Inevitably it will help to bring to a head the fears of the remaining One Nation and pro-European Tories in Mr Major's ranks, who have become increasingly disillusioned at the Conservatives' rightward and anti-European drift. Despite their claims to have a majority in the parliamentary party they have proved themselves unable to modify the Government's isolationism in Europe and its harsher rhetoric and policies at home. Now more will have to decide whether to stay and fight, or abandon a Conservative Party which if it loses the next election looks set for a battle that could come to match the internal divisions that Labour faced in the early Eighties.
But if it is bad news for the Conservatives, it is bad news too for the governance of the country. Mr Major's majority is now down to five, and is likely to fall to three after the two pending by-elections. It will take only another couple of defections - or, more probably, the likely death of a couple more Conservative MPs - for the Prime Minister, on recent by-election form, to be heading for a minority government later this year and all the special trading with special interest groups that this is likely to imply.
The Prime Minister will be increasingly reliant on Ulster Unionist votes or abstensions to carry his business - a prospect which will threaten the one undeniable achievement of Mr Major's premiership, the Ulster peace process.
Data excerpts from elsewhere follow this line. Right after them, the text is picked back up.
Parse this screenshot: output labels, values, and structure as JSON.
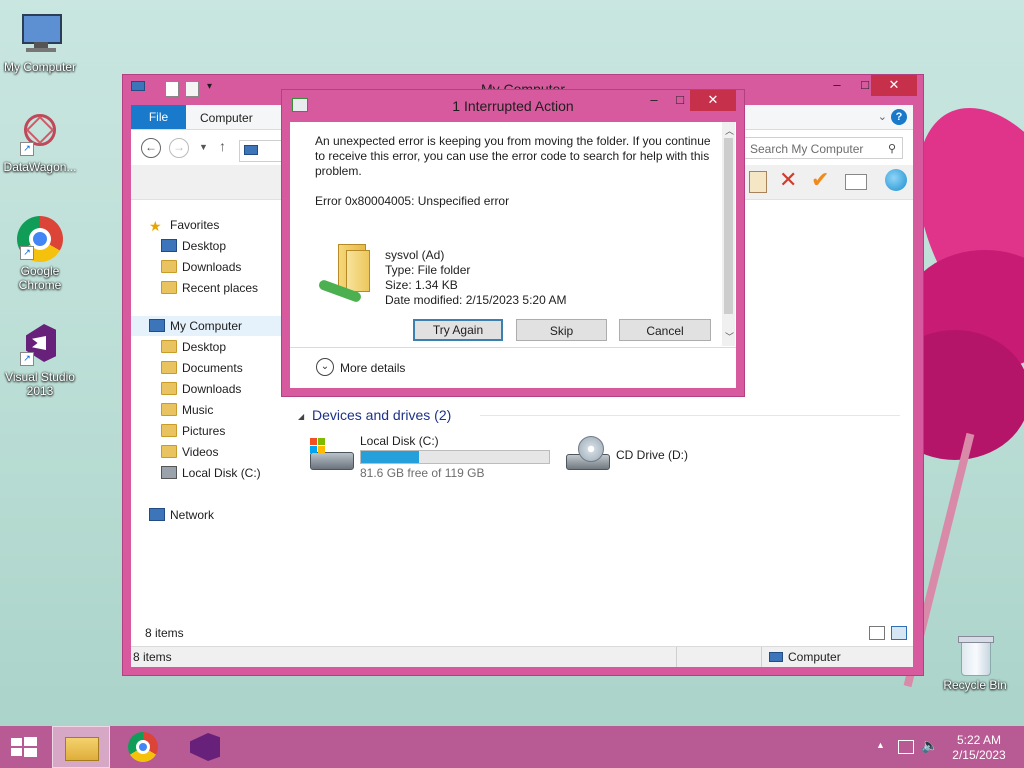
{
  "desktop": {
    "icons": [
      {
        "label": "My Computer"
      },
      {
        "label": "DataWagon..."
      },
      {
        "label": "Google Chrome"
      },
      {
        "label": "Visual Studio 2013"
      },
      {
        "label": "Recycle Bin"
      }
    ]
  },
  "explorer": {
    "title": "My Computer",
    "tabs": {
      "file": "File",
      "computer": "Computer"
    },
    "search_placeholder": "Search My Computer",
    "nav": {
      "favorites": "Favorites",
      "fav_items": [
        "Desktop",
        "Downloads",
        "Recent places"
      ],
      "my_computer": "My Computer",
      "pc_items": [
        "Desktop",
        "Documents",
        "Downloads",
        "Music",
        "Pictures",
        "Videos",
        "Local Disk (C:)"
      ],
      "network": "Network"
    },
    "devices_header": "Devices and drives (2)",
    "drives": [
      {
        "name": "Local Disk (C:)",
        "free": "81.6 GB free of 119 GB",
        "used_fraction": 0.31
      },
      {
        "name": "CD Drive (D:)"
      }
    ],
    "items_count": "8 items",
    "status_items": "8 items",
    "status_location": "Computer"
  },
  "dialog": {
    "title": "1 Interrupted Action",
    "message": "An unexpected error is keeping you from moving the folder. If you continue to receive this error, you can use the error code to search for help with this problem.",
    "error": "Error 0x80004005: Unspecified error",
    "item": {
      "name": "sysvol (Ad)",
      "type": "Type: File folder",
      "size": "Size: 1.34 KB",
      "modified": "Date modified: 2/15/2023 5:20 AM"
    },
    "buttons": {
      "try_again": "Try Again",
      "skip": "Skip",
      "cancel": "Cancel"
    },
    "more_details": "More details"
  },
  "taskbar": {
    "time": "5:22 AM",
    "date": "2/15/2023"
  },
  "colors": {
    "accent": "#d75a9f",
    "close": "#c7304b",
    "file_tab": "#1979ca",
    "taskbar": "#b85a94"
  }
}
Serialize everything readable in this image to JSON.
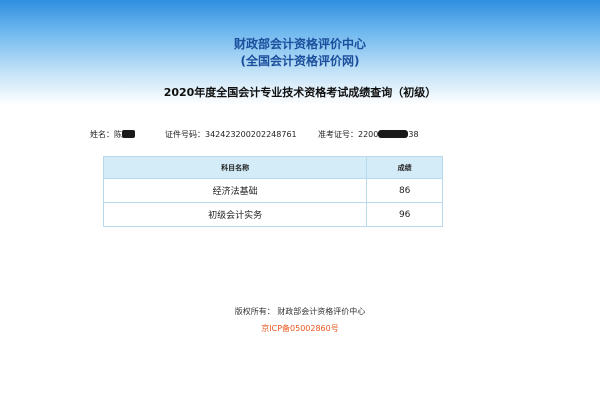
{
  "header": {
    "org_name": "财政部会计资格评价中心",
    "site_name": "(全国会计资格评价网)"
  },
  "query_title": "2020年度全国会计专业技术资格考试成绩查询（初级）",
  "candidate": {
    "name_label": "姓名：",
    "name_value": "陈",
    "id_label": "证件号码：",
    "id_value": "342423200202248761",
    "ticket_label": "准考证号：",
    "ticket_prefix": "2200",
    "ticket_suffix": "38"
  },
  "score_table": {
    "headers": [
      "科目名称",
      "成绩"
    ],
    "rows": [
      {
        "subject": "经济法基础",
        "score": "86"
      },
      {
        "subject": "初级会计实务",
        "score": "96"
      }
    ]
  },
  "footer": {
    "copyright": "版权所有：  财政部会计资格评价中心",
    "icp": "京ICP备05002860号"
  },
  "colors": {
    "header_text": "#1b4f9c",
    "table_header_bg": "#d4ecf8",
    "icp_text": "#e8561c"
  }
}
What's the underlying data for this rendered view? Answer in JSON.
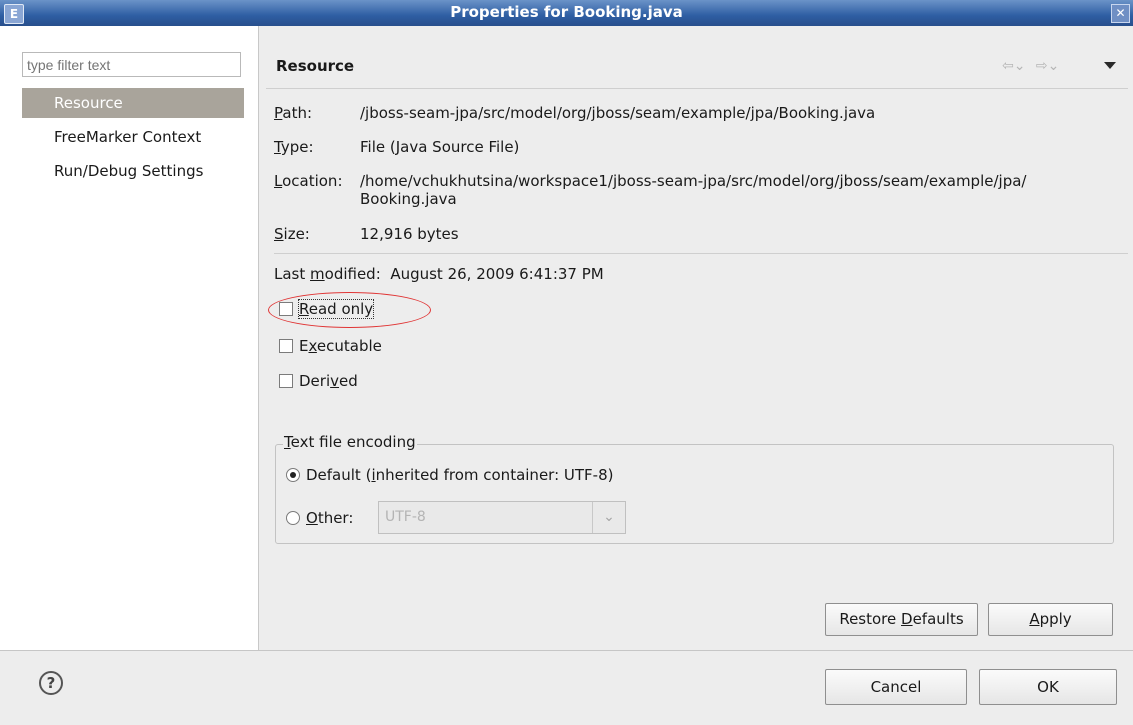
{
  "window": {
    "title": "Properties for Booking.java",
    "close_glyph": "✕",
    "app_icon_glyph": "E"
  },
  "sidebar": {
    "filter_placeholder": "type filter text",
    "items": [
      {
        "label": "Resource",
        "selected": true
      },
      {
        "label": "FreeMarker Context",
        "selected": false
      },
      {
        "label": "Run/Debug Settings",
        "selected": false
      }
    ]
  },
  "page": {
    "heading": "Resource",
    "back_glyph": "⇦⌄",
    "forward_glyph": "⇨⌄"
  },
  "properties": {
    "path_label_mn": "P",
    "path_label_rest": "ath:",
    "path_value": "/jboss-seam-jpa/src/model/org/jboss/seam/example/jpa/Booking.java",
    "type_label_mn": "T",
    "type_label_rest": "ype:",
    "type_value": "File  (Java Source File)",
    "location_label_mn": "L",
    "location_label_rest": "ocation:",
    "location_value_line1": "/home/vchukhutsina/workspace1/jboss-seam-jpa/src/model/org/jboss/seam/example/jpa/",
    "location_value_line2": "Booking.java",
    "size_label_mn": "S",
    "size_label_rest": "ize:",
    "size_value": "12,916  bytes",
    "modified_label_pre": "Last ",
    "modified_label_mn": "m",
    "modified_label_post": "odified:",
    "modified_value": "August 26, 2009 6:41:37 PM"
  },
  "attributes": {
    "read_only_mn": "R",
    "read_only_rest": "ead only",
    "read_only_checked": false,
    "executable_pre": "E",
    "executable_mn": "x",
    "executable_post": "ecutable",
    "executable_checked": false,
    "derived_pre": "Deri",
    "derived_mn": "v",
    "derived_post": "ed",
    "derived_checked": false
  },
  "encoding": {
    "legend_mn": "T",
    "legend_rest": "ext file encoding",
    "default_pre": "Default (",
    "default_mn": "i",
    "default_post": "nherited from container: UTF-8)",
    "default_selected": true,
    "other_mn": "O",
    "other_rest": "ther:",
    "other_selected": false,
    "other_value": "UTF-8",
    "dropdown_glyph": "⌄"
  },
  "buttons": {
    "restore_pre": "Restore ",
    "restore_mn": "D",
    "restore_post": "efaults",
    "apply_mn": "A",
    "apply_rest": "pply",
    "cancel": "Cancel",
    "ok": "OK"
  },
  "footer": {
    "help_glyph": "?"
  }
}
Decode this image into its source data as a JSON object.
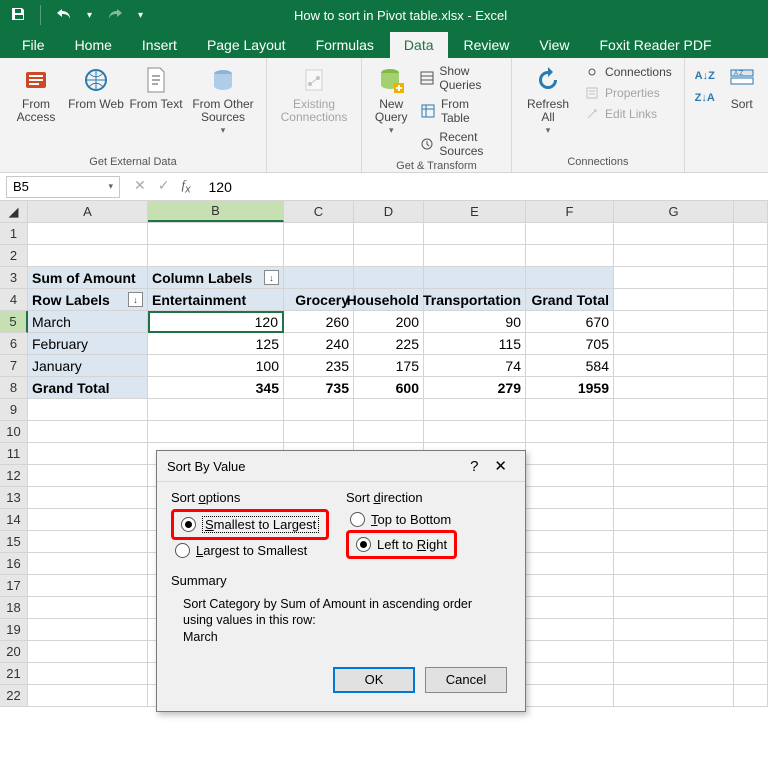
{
  "window": {
    "title": "How to sort in Pivot table.xlsx - Excel"
  },
  "tabs": {
    "file": "File",
    "home": "Home",
    "insert": "Insert",
    "page_layout": "Page Layout",
    "formulas": "Formulas",
    "data": "Data",
    "review": "Review",
    "view": "View",
    "foxit": "Foxit Reader PDF"
  },
  "ribbon": {
    "get_external": {
      "label": "Get External Data",
      "from_access": "From Access",
      "from_web": "From Web",
      "from_text": "From Text",
      "from_other": "From Other Sources"
    },
    "existing": {
      "label": "Existing Connections"
    },
    "get_transform": {
      "label": "Get & Transform",
      "new_query": "New Query",
      "show_queries": "Show Queries",
      "from_table": "From Table",
      "recent": "Recent Sources"
    },
    "connections": {
      "label": "Connections",
      "refresh_all": "Refresh All",
      "connections": "Connections",
      "properties": "Properties",
      "edit_links": "Edit Links"
    },
    "sort_filter": {
      "sort": "Sort"
    }
  },
  "namebox": {
    "ref": "B5",
    "formula_value": "120"
  },
  "columns": [
    "A",
    "B",
    "C",
    "D",
    "E",
    "F",
    "G"
  ],
  "pivot": {
    "sum_of_amount": "Sum of Amount",
    "column_labels": "Column Labels",
    "row_labels": "Row Labels",
    "cols": [
      "Entertainment",
      "Grocery",
      "Household",
      "Transportation",
      "Grand Total"
    ],
    "rows": [
      {
        "label": "March",
        "vals": [
          "120",
          "260",
          "200",
          "90",
          "670"
        ]
      },
      {
        "label": "February",
        "vals": [
          "125",
          "240",
          "225",
          "115",
          "705"
        ]
      },
      {
        "label": "January",
        "vals": [
          "100",
          "235",
          "175",
          "74",
          "584"
        ]
      }
    ],
    "total_label": "Grand Total",
    "totals": [
      "345",
      "735",
      "600",
      "279",
      "1959"
    ]
  },
  "dialog": {
    "title": "Sort By Value",
    "sort_options": "Sort options",
    "smallest": "Smallest to Largest",
    "largest": "Largest to Smallest",
    "sort_direction": "Sort direction",
    "top_bottom": "Top to Bottom",
    "left_right": "Left to Right",
    "summary_label": "Summary",
    "summary_text": "Sort Category by Sum of Amount in ascending order using values in this row:\nMarch",
    "ok": "OK",
    "cancel": "Cancel"
  }
}
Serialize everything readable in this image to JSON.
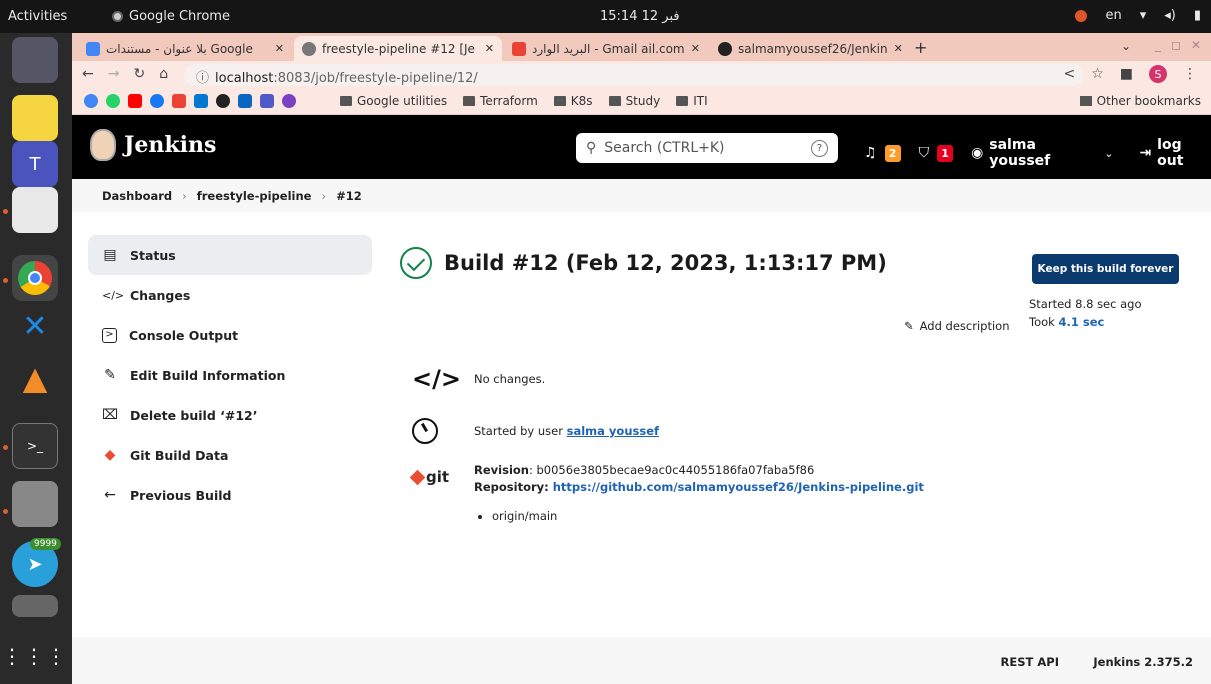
{
  "topbar": {
    "activities": "Activities",
    "app_name": "Google Chrome",
    "clock": "15:14 12 فبر",
    "lang": "en"
  },
  "tabs": [
    {
      "label": "بلا عنوان - مستندات Google",
      "color": "#4285f4"
    },
    {
      "label": "freestyle-pipeline #12 [Je",
      "color": "#555555"
    },
    {
      "label": "البريد الوارد - Gmail ail.com",
      "color": "#ea4335"
    },
    {
      "label": "salmamyoussef26/Jenkin",
      "color": "#222222"
    }
  ],
  "address": {
    "host": "localhost",
    "path": ":8083/job/freestyle-pipeline/12/"
  },
  "bookmarks": {
    "folders": [
      "Google utilities",
      "Terraform",
      "K8s",
      "Study",
      "ITI"
    ],
    "other": "Other bookmarks"
  },
  "jenkins": {
    "name": "Jenkins",
    "search_placeholder": "Search (CTRL+K)",
    "notifications_count": "2",
    "security_count": "1",
    "user": "salma youssef",
    "logout": "log out"
  },
  "breadcrumb": [
    "Dashboard",
    "freestyle-pipeline",
    "#12"
  ],
  "sidepanel": [
    {
      "label": "Status",
      "icon": "document-icon",
      "glyph": "▤"
    },
    {
      "label": "Changes",
      "icon": "code-icon",
      "glyph": "</>"
    },
    {
      "label": "Console Output",
      "icon": "terminal-icon",
      "glyph": "⌨"
    },
    {
      "label": "Edit Build Information",
      "icon": "edit-icon",
      "glyph": "✎"
    },
    {
      "label": "Delete build ‘#12’",
      "icon": "trash-icon",
      "glyph": "🗑"
    },
    {
      "label": "Git Build Data",
      "icon": "git-icon",
      "glyph": "◆"
    },
    {
      "label": "Previous Build",
      "icon": "arrow-left-icon",
      "glyph": "←"
    }
  ],
  "build": {
    "title": "Build #12 (Feb 12, 2023, 1:13:17 PM)",
    "keep_button": "Keep this build forever",
    "started": "Started 8.8 sec ago",
    "took_prefix": "Took ",
    "took_value": "4.1 sec",
    "add_description": "Add description",
    "changes_text": "No changes.",
    "started_by_prefix": "Started by user ",
    "started_by_user": "salma youssef",
    "revision_label": "Revision",
    "revision_value": ": b0056e3805becae9ac0c44055186fa07faba5f86",
    "repository_label": "Repository",
    "repository_value": "https://github.com/salmamyoussef26/Jenkins-pipeline.git",
    "branch": "origin/main",
    "git_word": "git"
  },
  "footer": {
    "rest_api": "REST API",
    "version": "Jenkins 2.375.2"
  },
  "dock_badge": "9999"
}
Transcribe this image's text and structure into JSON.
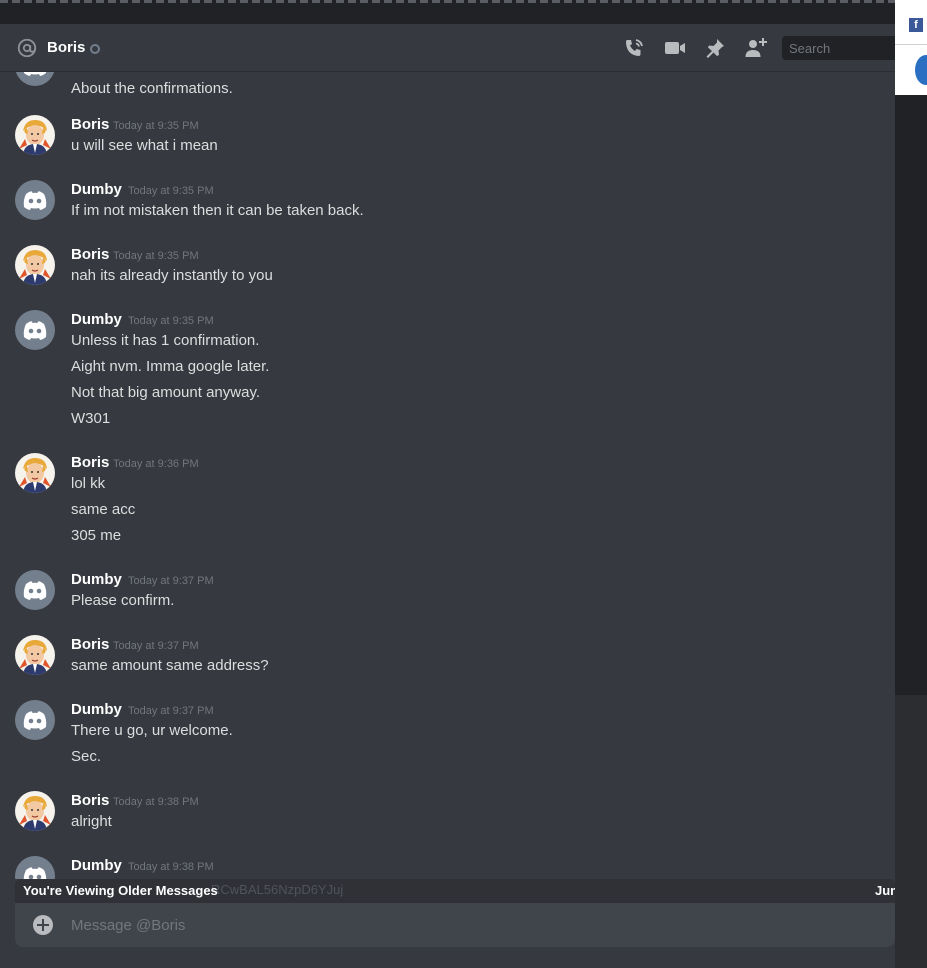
{
  "header": {
    "channel_name": "Boris",
    "search_placeholder": "Search"
  },
  "messages": [
    {
      "author": "",
      "time": "",
      "lines": [
        "About the confirmations."
      ],
      "avatar": "discord"
    },
    {
      "author": "Boris",
      "time": "Today at 9:35 PM",
      "lines": [
        "u will see what i mean"
      ],
      "avatar": "boris"
    },
    {
      "author": "Dumby",
      "time": "Today at 9:35 PM",
      "lines": [
        "If im not mistaken then it can be taken back."
      ],
      "avatar": "discord"
    },
    {
      "author": "Boris",
      "time": "Today at 9:35 PM",
      "lines": [
        "nah its already instantly to you"
      ],
      "avatar": "boris"
    },
    {
      "author": "Dumby",
      "time": "Today at 9:35 PM",
      "lines": [
        "Unless it has 1 confirmation.",
        "Aight nvm. Imma google later.",
        "Not that big amount anyway.",
        "W301"
      ],
      "avatar": "discord"
    },
    {
      "author": "Boris",
      "time": "Today at 9:36 PM",
      "lines": [
        "lol kk",
        "same acc",
        "305 me"
      ],
      "avatar": "boris"
    },
    {
      "author": "Dumby",
      "time": "Today at 9:37 PM",
      "lines": [
        "Please confirm."
      ],
      "avatar": "discord"
    },
    {
      "author": "Boris",
      "time": "Today at 9:37 PM",
      "lines": [
        "same amount same address?"
      ],
      "avatar": "boris"
    },
    {
      "author": "Dumby",
      "time": "Today at 9:37 PM",
      "lines": [
        "There u go, ur welcome.",
        "Sec."
      ],
      "avatar": "discord"
    },
    {
      "author": "Boris",
      "time": "Today at 9:38 PM",
      "lines": [
        "alright"
      ],
      "avatar": "boris"
    },
    {
      "author": "Dumby",
      "time": "Today at 9:38 PM",
      "lines": [],
      "avatar": "discord"
    }
  ],
  "older_bar": {
    "label": "You're Viewing Older Messages",
    "ghost_text": "RCwBAL56NzpD6YJuj",
    "jump_label": "Jum"
  },
  "composer": {
    "placeholder": "Message @Boris"
  },
  "colors": {
    "background": "#36393f",
    "discord_avatar": "#747f8d",
    "text": "#dcddde",
    "muted": "#72767d"
  }
}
An already weak government is set to become even weaker, with the Prime Minister having to tack ever more frequently, first to his party's left and then to its right, in an attempt to hold his government together.
Ms Nicholson's defection may not be unmitigated good news even for the Opposition. Tony Blair has undeniably changed his party's rhetoric and direction (not least by claiming for Labour the One Nation mantle that Ms Nicholson and Mr Howarth believe that the Conservatives have abandoned). But new Labour still has big questions to answer: over future welfare policy; on how, beyond a windfall tax, it will fund its jobs and training programmes; on how it can square its claims to be a party of low taxation with the funding of a modernised welfare state.
Faced by what looks increasingly like disintegration on the Tory benches, Labour may be tempted to put off the hard answers. If that were to happen, Ms Nicholson's defection will have done the Opposition and the country no favours, reducing the chances that when an election does come, the electorate will have on offer a fully coherent alternative to the Conservatives.